XV. The Official French Text as Signed

Convention entre le Roi très-Chrétien et les Etats-Unis de l’Amérique à l’effet de déterminer et fixer les fonctions et prérogatives des Consuls et Vice-Consuls respectifs.

Sa Majesté le Roi très-Chrétien et les Etats-Unis de l’Amérique s’étant accordés mutuellement par l’Art. XXIX du Traité d’Amitié et de Commerce conclu entr’eux, la liberté de tenir dans leurs Etats et ports respectifs, des Consuls et Vice-Consuls, agens et commissaires, et voulant en conséquence déterminer et fixer d’une manière réciproque et permanente les fonctions et prérogatives des Consuls et Vice-Consuls qu’ils ont jugé convenable d’établir de préférence, Sa Majesté Très-chrétienne a nommé le S[ieur Comte de Montmorin de St. Herent, Maréchal de ses Camps et armées, chevalier de ses ordres et de la Toison-d’Or, son Conseiller en tous ses Conseils, Ministre et Sécrétaire d’Etat et de ses Commandements et finances aïant le Département des Affaires Etrangères];1 et les Etats-Unis ont nommé [le Sieur Thomas Jefferson, Citoyen des Etats-Unis de l’Amérique et leur Ministre Plénipotentiaire auprès du Roi,]1 lesquels, après s’être communiqué leurs pleinpouvoirs respectifs sont convenus de ce qui suit:

Article 1er.

Les Consuls et Vice-Consuls nommés par le Roi très-chrétien et les Etats-Unis seront tenus de présenter leurs provisions selon la forme qui se trouvera établie respectivement par le Roi trés-chrétien dans ses Etats, et par le Congrès dans les Etats-Unis. On leur delivrera sans aucuns fraix l’Exequatur nécessaire à l’éxercice de leurs fonctions, et sur l’exhibition qu’ils feront dudit Exequatur, les Gouverneurs, Commandants, chefs de justice, les Corps, Tribunaux ou autres officiers aïant autorité dans les ports et lieux de leurs Consulats, les y feront jouir aussitôt et sans difficulté des prééminences, autorité et privilèges accordés réciproquement, sans qu’ils puissent éxiger desdits Consuls et Vice-Consuls aucun droit sous aucun prétexte quelconque.

Art. 2ond.

Les Consuls et Vice-Consuls et les personnes attachées á leurs fonctions, savoir leurs Chanceliers et Sécrétaires, jouiront d’une pleine et entière immunité pour leur Chancellerie et les papiers qui y seront renfermés. Ils seront éxemts de tout service personel, logement des gens de guerre, milice, guet, garde, tutelle, curatelle, ainsi que de tous droits, taxes, impositions et charges quelconques, à l’exception seulement des biens meubles et immeubles dont ils seroient propriétaires ou possesseurs, lesquels seront assujettis aux taxes imposées sur ceux de tous autres particuliers, et à tous2 égards ils demeureront sujets aux loix du païs comme les nationaux.

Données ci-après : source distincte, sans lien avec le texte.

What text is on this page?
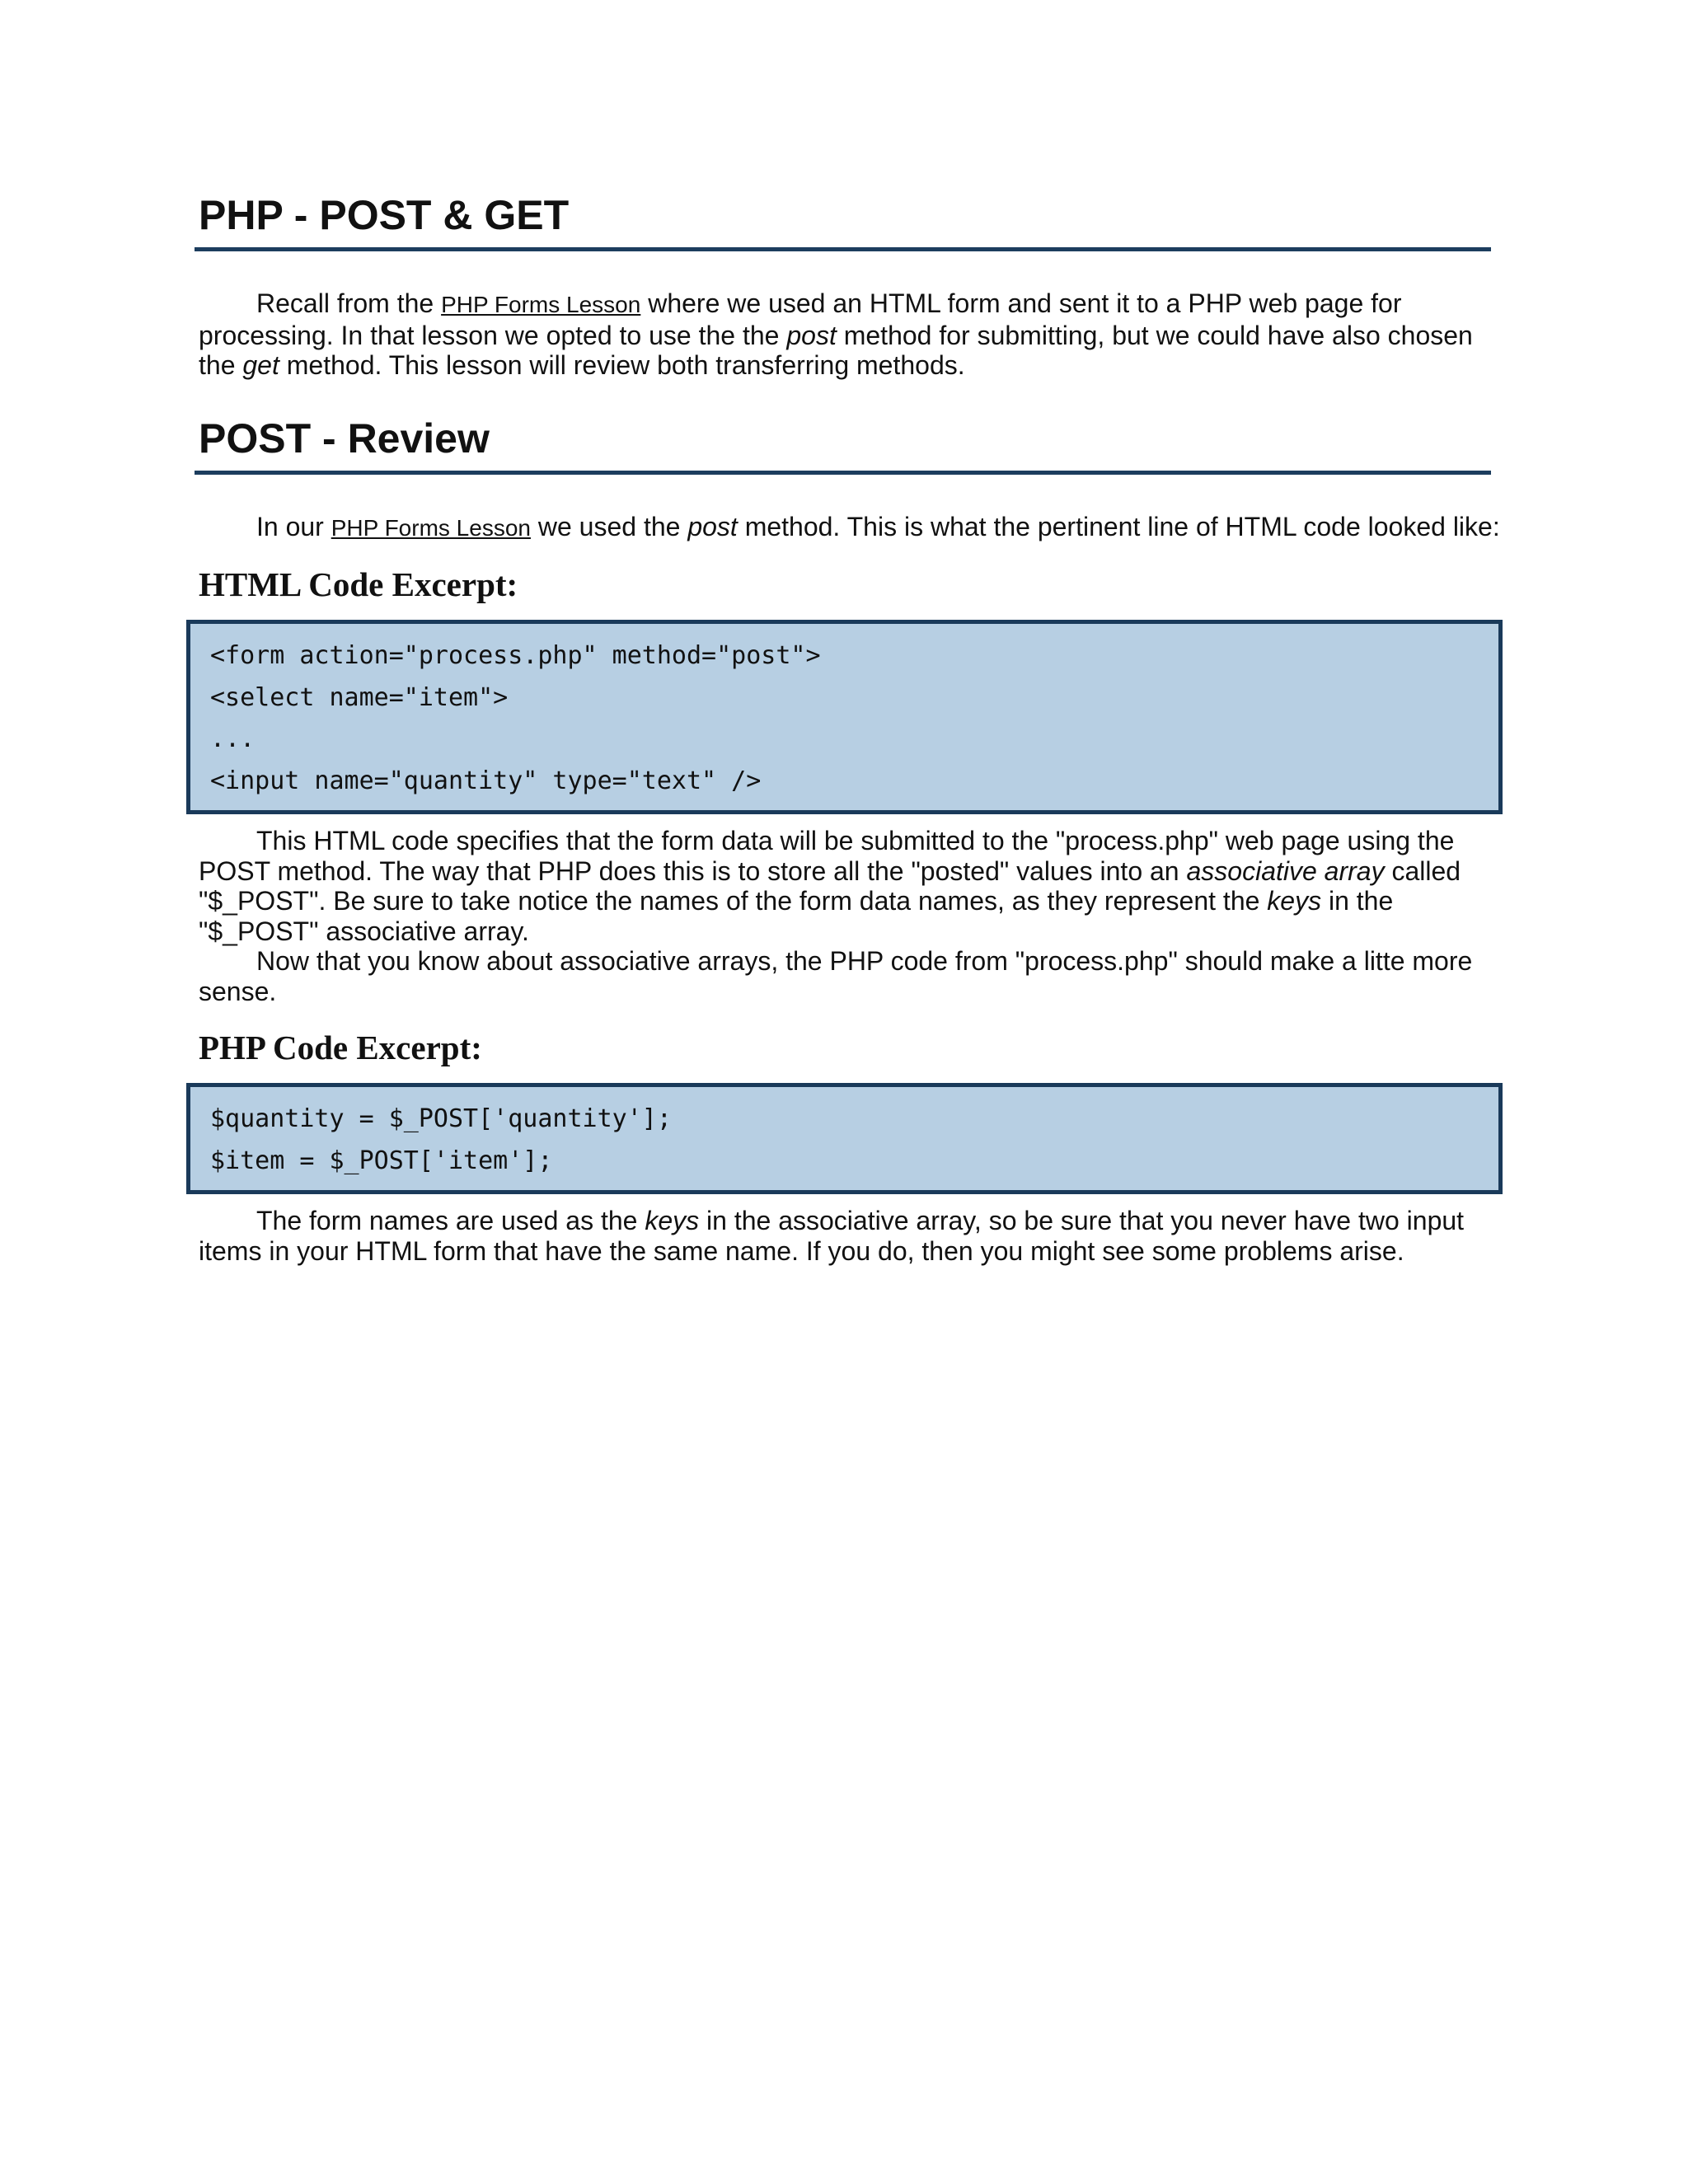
PHP - POST & GET

Recall from the PHP Forms Lesson where we used an HTML form and sent it to a PHP web page for processing. In that lesson we opted to use the the post method for submitting, but we could have also chosen the get method. This lesson will review both transferring methods.

POST - Review

In our PHP Forms Lesson we used the post method. This is what the pertinent line of HTML code looked like:

HTML Code Excerpt:
<form action="process.php" method="post">
<select name="item">
...
<input name="quantity" type="text" />

This HTML code specifies that the form data will be submitted to the "process.php" web page using the POST method. The way that PHP does this is to store all the "posted" values into an associative array called "$_POST". Be sure to take notice the names of the form data names, as they represent the keys in the "$_POST" associative array.

Now that you know about associative arrays, the PHP code from "process.php" should make a litte more sense.

PHP Code Excerpt:
$quantity = $_POST['quantity'];
$item = $_POST['item'];

The form names are used as the keys in the associative array, so be sure that you never have two input items in your HTML form that have the same name. If you do, then you might see some problems arise.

Ceux desdits Consuls et Vice-Consuls qui feront le Commerce seront respectivement assujettis à toutes les taxes, charges et impositions établies sur les autres négociants.

Ils placeront sur la porte extérieure de leurs Maisons les armes de leur souverain, sans que cette marque distinctive puisse donner auxdites Maisons le droit d’asîle, soit pour des personnes, soit pour des effets quelconques.

Art. 3.

Les Consuls et Vice-Consuls respectifs pourront établir des agens dans les différens ports et lieux de leurs Départements où le besoin l’éxigera; ces agens pourront être choisis parmi les négociants nationaux ou étrangers et munis de la Commission de l’un desdits Consuls. Ils se renfermeront respectivement à rendre aux Commercants, navigateurs et batiments respectifs, tous les services possible, et à informer le Consul le plus proche des besoins desdits Commercants, navigateurs et batiments, sans que lesdits agens puissent autrement participer aux immunités, droits et privilèges attribués aux Consuls et Vice-Consuls, et sans pouvoir sous aucun3 prétexte que ce soit, éxiger aucun droit ou émolument quelconque desdits Commerçants.

Art. 4.

Les Consuls et Vice-Consuls respectifs pourront établir une Chancellerie où seront déposés les délibérations, actes et procédures consulaires, ainsi que les testaments, obligations, contrats et autres Actes faits par les nationaux ou entr eux, et les effets délaissés par mort4 ou sauvés des naufrages.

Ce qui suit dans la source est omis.